Geometric evolution law for modeling strongly anisotropic thin-film morphology

Abstract

The morphology of the solid-vapor interface of a nanoscale thin crystalline film is influenced by many factors including surface diffusion, attachment-detachment, deposition, and interface kinetics. Using a high-order accurate and efficient numerical method, we investigate the dynamics of two dimensional thin films when all of these effects are considered. The observed morphologies consist of facets of constant slope separated by narrow transition intervals: kinks (valleys) and antikinks (hills). The number of kinks and antikinks decreases as the system coarsens in time. Our numerical results confirm that when deposition is present, the only possible coarsening event is the kink-ternary where two kinks meet and annihilate an antikink. We characterize the total amount of coarsening, the time over which the coarsening occurs and the associated coarsening scaling laws when all effects are considered.
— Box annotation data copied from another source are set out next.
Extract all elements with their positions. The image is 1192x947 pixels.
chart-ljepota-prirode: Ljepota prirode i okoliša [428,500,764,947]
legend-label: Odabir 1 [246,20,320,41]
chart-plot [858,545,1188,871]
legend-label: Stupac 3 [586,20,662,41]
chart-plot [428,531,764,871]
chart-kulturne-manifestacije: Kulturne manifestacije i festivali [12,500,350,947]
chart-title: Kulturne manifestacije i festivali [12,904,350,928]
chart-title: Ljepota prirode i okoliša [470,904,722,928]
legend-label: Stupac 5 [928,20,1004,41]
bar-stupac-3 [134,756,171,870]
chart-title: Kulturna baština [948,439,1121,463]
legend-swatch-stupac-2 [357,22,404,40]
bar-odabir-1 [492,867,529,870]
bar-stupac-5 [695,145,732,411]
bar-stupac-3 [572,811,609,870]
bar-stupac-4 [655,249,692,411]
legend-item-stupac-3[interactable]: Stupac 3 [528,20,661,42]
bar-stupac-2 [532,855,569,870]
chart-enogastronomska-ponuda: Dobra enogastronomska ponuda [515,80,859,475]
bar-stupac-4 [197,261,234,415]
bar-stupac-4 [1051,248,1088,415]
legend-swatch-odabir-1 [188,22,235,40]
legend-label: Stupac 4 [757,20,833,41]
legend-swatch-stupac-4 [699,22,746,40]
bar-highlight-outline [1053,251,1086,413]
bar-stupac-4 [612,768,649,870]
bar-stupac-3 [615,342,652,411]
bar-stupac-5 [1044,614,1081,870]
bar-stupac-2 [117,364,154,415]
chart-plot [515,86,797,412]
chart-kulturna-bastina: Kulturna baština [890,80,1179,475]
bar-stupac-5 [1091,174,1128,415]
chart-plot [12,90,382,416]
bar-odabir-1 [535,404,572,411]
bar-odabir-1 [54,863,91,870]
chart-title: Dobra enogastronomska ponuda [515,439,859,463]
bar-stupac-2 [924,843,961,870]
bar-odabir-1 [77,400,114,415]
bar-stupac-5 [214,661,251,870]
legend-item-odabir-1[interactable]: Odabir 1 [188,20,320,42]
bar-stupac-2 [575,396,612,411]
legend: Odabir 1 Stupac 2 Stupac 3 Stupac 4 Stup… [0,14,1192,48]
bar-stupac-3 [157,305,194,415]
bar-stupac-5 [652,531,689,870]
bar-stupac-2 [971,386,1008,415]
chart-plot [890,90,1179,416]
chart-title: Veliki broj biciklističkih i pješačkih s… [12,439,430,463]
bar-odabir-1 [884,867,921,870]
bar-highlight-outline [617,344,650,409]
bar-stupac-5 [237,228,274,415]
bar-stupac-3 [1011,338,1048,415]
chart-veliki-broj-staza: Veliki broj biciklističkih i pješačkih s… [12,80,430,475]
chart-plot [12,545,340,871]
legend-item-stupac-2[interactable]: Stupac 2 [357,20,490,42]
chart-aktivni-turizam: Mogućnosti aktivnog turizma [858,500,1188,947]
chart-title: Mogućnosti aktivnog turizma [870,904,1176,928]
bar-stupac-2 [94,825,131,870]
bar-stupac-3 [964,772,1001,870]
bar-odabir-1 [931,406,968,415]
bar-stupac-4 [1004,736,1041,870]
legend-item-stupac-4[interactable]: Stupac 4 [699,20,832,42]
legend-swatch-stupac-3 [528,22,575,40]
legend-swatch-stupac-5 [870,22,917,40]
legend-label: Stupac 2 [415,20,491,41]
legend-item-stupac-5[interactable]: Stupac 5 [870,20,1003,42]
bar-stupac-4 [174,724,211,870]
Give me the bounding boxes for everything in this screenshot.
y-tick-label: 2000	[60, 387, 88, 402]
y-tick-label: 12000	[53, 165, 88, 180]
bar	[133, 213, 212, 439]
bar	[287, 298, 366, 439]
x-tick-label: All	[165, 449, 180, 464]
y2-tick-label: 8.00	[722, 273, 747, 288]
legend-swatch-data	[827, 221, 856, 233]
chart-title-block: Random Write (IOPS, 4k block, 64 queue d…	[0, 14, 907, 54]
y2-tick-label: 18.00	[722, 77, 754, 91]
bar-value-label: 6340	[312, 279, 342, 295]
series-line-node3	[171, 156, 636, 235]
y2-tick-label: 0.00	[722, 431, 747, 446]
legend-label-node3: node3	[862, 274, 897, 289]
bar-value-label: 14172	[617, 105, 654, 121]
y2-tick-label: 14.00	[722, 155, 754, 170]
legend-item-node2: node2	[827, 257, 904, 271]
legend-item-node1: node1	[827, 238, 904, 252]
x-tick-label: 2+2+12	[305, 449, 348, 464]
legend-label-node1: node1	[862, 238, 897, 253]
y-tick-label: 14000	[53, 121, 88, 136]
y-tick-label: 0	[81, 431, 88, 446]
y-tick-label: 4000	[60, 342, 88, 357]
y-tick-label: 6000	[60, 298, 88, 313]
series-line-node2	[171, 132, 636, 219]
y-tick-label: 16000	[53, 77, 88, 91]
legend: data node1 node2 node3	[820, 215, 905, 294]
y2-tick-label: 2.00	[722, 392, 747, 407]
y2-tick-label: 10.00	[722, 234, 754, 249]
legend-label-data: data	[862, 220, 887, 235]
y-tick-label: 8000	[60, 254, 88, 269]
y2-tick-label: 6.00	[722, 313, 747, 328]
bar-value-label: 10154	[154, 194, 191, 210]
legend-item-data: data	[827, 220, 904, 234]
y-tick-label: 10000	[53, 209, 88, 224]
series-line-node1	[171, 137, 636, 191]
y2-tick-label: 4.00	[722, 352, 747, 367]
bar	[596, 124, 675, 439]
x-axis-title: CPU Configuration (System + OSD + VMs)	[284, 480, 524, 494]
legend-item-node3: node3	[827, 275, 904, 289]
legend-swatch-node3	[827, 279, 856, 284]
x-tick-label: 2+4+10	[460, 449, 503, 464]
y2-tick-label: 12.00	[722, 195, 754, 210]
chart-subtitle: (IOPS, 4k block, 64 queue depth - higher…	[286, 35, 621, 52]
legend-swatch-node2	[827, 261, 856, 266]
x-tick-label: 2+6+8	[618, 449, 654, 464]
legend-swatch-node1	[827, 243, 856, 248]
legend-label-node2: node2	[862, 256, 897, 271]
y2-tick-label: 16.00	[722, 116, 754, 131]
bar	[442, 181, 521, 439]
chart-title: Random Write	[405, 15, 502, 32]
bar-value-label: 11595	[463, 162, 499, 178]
As found in previous work that considered only attachment-detachment, or surface diffusion, there are three distinct coarsening regimes associated with increasing magnitudes of the deposition flux-fast coarsening, a regime in which periodic structures form with little or no subsequent coarsening, and a regime in which the film surface evolves chaotically. We find that the inclusion of attachment-detachment leads to additional coarsening compared to the dynamics that result from driven surface diffusion alone. When deposition and interface kinetics are both considered, the slowdown of evolution caused by the kinetic effects necessitates a decrease in the deposition flux in order to produce a nonchaotic coarsening regime. Together, these provide testable predictions for experiments of thin-film dynamics.